Y he aquí que este lugar, donde -según una tradición- a causa de Cristo los hombres eran ultrajados y condenados a muerte -en el Coliseo-, ha sido puesta la cruz, desde hace mucho tiempo, como signo de la dignidad del hombre, salvada por la cruz; como signo de la verdad sobre el origen divino y sobre el fin de su peregrinar; como signo del amor y de la misericordia que levanta de la caída y que, cada vez, en cierto sentido, renueva el mundo.
“Se levanta de la cena, se quita el manto y, tomando una toalla, se la ciñe;
luego echa agua en la jofaina y se pone a lavarles los pies a los discípulos,
secándoselos con la toalla que se había ceñido” (Jn 13,4-5).
Tu vida, en esta noche, es acorralada, perseguida, calumniada. Fuera de la cena hay demasiado odio contra la verdad y la vida. Pero, dentro, también tus amigos te dan la espalda. Y yo también estoy en esta escena.
¿Qué harás Tú, Jesús, en esta hora? Contigo están los íntimos, los tuyos. ¿Cómo dirás tu parábola del Reino en esta noche? ¿Cómo hablarás a los tuyos de tu Padre?

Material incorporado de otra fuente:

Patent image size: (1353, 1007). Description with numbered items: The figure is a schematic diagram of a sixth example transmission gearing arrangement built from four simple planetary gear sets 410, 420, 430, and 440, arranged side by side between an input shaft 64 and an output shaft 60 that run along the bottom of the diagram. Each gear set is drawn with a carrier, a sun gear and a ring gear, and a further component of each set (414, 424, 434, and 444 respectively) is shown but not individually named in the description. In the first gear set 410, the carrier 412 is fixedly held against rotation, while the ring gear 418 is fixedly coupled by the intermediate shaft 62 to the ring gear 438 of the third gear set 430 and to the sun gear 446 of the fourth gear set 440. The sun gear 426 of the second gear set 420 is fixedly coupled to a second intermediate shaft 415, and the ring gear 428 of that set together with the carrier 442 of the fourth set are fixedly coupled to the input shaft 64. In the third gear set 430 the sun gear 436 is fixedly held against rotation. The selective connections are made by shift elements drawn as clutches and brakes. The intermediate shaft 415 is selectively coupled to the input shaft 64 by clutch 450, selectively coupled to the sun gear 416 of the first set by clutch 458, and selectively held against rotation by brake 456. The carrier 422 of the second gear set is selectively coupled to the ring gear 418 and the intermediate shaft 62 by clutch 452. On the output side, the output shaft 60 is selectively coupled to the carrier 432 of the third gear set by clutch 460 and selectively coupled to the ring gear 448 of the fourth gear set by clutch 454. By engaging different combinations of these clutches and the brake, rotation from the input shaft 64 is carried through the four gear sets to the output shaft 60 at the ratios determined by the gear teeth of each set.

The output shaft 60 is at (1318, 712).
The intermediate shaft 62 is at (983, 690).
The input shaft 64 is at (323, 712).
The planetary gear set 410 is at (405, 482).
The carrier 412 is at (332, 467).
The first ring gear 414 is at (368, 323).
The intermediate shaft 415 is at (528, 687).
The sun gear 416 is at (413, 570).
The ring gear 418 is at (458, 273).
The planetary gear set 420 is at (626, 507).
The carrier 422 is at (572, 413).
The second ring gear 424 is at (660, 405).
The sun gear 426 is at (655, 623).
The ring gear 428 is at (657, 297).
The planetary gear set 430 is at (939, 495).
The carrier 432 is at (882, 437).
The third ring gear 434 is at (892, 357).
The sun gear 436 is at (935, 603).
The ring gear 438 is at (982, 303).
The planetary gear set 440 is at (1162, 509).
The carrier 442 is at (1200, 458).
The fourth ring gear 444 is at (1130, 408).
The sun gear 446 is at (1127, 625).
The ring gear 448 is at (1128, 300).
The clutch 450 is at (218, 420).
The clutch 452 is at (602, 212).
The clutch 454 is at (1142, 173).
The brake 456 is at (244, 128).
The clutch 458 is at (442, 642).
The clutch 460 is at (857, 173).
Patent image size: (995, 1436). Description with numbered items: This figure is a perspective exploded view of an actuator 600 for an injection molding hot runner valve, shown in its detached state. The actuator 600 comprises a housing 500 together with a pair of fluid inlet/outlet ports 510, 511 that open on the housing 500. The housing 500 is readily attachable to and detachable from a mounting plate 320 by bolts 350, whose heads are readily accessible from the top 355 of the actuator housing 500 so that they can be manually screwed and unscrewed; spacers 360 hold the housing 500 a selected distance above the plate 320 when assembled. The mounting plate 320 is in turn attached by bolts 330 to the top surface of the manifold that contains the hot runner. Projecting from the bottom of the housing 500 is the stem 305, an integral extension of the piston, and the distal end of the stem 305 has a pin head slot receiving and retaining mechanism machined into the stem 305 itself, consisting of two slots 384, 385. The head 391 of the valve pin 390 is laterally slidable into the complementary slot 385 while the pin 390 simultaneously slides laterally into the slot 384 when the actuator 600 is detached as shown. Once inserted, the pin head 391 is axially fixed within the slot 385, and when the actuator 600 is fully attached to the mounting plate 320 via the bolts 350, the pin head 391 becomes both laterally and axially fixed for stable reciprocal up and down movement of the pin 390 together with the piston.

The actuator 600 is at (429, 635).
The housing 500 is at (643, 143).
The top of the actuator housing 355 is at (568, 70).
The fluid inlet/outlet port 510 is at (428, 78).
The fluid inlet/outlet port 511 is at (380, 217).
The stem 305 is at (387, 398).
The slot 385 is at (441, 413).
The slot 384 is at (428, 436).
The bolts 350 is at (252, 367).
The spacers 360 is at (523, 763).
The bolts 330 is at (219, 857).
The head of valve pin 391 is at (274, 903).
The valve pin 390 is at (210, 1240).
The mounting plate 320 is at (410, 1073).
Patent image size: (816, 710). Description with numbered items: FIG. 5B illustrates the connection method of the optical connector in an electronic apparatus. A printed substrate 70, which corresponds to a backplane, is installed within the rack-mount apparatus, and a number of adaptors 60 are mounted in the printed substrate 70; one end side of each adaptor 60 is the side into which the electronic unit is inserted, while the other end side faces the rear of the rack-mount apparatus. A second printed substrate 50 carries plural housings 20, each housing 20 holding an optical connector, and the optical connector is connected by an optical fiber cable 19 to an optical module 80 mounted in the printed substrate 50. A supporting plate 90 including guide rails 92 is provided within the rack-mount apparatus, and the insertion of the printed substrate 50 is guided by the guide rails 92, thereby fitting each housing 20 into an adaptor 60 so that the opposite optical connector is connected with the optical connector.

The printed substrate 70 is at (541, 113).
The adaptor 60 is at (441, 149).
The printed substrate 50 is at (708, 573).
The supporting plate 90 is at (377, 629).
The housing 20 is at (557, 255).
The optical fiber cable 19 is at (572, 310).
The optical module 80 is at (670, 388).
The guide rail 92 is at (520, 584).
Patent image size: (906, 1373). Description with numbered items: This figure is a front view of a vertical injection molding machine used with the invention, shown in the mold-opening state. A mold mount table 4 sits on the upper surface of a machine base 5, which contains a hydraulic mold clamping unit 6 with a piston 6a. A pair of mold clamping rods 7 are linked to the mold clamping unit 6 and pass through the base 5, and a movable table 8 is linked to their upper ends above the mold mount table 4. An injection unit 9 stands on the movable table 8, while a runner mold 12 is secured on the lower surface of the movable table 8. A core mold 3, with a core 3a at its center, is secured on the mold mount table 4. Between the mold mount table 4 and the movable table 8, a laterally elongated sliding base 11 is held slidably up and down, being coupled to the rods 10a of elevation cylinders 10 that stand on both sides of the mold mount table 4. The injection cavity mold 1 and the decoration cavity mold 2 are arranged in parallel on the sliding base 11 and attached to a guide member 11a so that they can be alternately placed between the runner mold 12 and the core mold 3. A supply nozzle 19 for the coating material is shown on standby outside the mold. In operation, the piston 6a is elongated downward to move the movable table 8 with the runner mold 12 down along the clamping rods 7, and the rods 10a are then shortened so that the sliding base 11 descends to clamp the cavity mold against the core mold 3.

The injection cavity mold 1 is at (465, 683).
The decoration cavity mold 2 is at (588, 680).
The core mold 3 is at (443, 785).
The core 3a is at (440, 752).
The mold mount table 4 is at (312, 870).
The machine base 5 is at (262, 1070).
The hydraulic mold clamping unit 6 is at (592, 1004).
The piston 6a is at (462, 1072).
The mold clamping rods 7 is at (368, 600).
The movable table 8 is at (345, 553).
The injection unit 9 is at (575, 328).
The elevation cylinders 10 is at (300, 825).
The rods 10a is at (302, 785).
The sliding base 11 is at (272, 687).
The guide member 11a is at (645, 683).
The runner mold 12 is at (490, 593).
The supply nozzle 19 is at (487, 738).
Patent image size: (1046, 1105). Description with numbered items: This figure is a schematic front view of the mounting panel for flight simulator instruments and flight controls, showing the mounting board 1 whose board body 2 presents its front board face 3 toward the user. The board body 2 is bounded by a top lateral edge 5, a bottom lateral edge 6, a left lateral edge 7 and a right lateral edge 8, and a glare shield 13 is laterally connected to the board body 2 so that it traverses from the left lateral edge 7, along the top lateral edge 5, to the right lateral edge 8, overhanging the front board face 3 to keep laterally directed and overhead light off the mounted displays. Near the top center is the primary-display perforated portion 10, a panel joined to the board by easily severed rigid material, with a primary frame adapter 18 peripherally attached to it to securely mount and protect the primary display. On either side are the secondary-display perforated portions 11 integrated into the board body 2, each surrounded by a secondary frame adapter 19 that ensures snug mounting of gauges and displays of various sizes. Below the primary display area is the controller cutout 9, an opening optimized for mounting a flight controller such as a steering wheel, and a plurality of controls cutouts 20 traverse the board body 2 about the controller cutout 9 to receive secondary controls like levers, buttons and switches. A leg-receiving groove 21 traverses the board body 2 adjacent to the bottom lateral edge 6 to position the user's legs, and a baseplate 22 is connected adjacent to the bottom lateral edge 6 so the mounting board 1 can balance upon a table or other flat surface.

En la cena que recrea y enamora, allí abres tu pecho y lo das todo. Tu amor, ¡hasta el extremo!, va brotando de tu fuente. Sin quedarte nada en los adentros, todo lo pones en manos de los tuyos.
Como grano de trigo que se esconde en la tierra, así escondes tu rostro para lavar los pies a tus amigos. Dices tu amor, poniéndote en medio, como un siervo. ¡Qué sorprendente tu gesto, el de esta noche!
Los pies de los tuyos, Mis pies… incapaces ya de caminar. Pies ateridos por el dolor y la tristeza de esta hora oscura. Pies manchados por el pecado de la cobardía y el miedo. Pies lavados por el agua de tu amor, pies besados una y otra vez con tu perfume.
¿Aceptaré ser amado de esta manera? ¿Dónde quedan mis deseos de ser grande? Me quedo mudo por el asombro. ¡Qué manera la tuya de decirme el amor, de contar cómo es tu Abbá!
Un poco de pan, un poco de vino, como el niño aquel en la explanada del lago. Lo partes y lo das: “Tomad y comed”. Y das también el vino. Y el Cenáculo, la casa del Espíritu, queda sobrecogido ante tanto amor.
¡Demasiados gestos para tus amigos en la noche! Ni siquiera los rumiarán junto a los olivos, en el huerto. Pero tu amor se abre paso, como luz que alumbra el corazón. De tanto recibir, algún día se les despertará el amor.
¡Qué tardío soy de darte todo a Ti, que me das todo! Ven, Espíritu, y recuérdame siempre los Amores del que, por mí, se hizo el último de todos, partió su pan y me lo ofreció para el camino.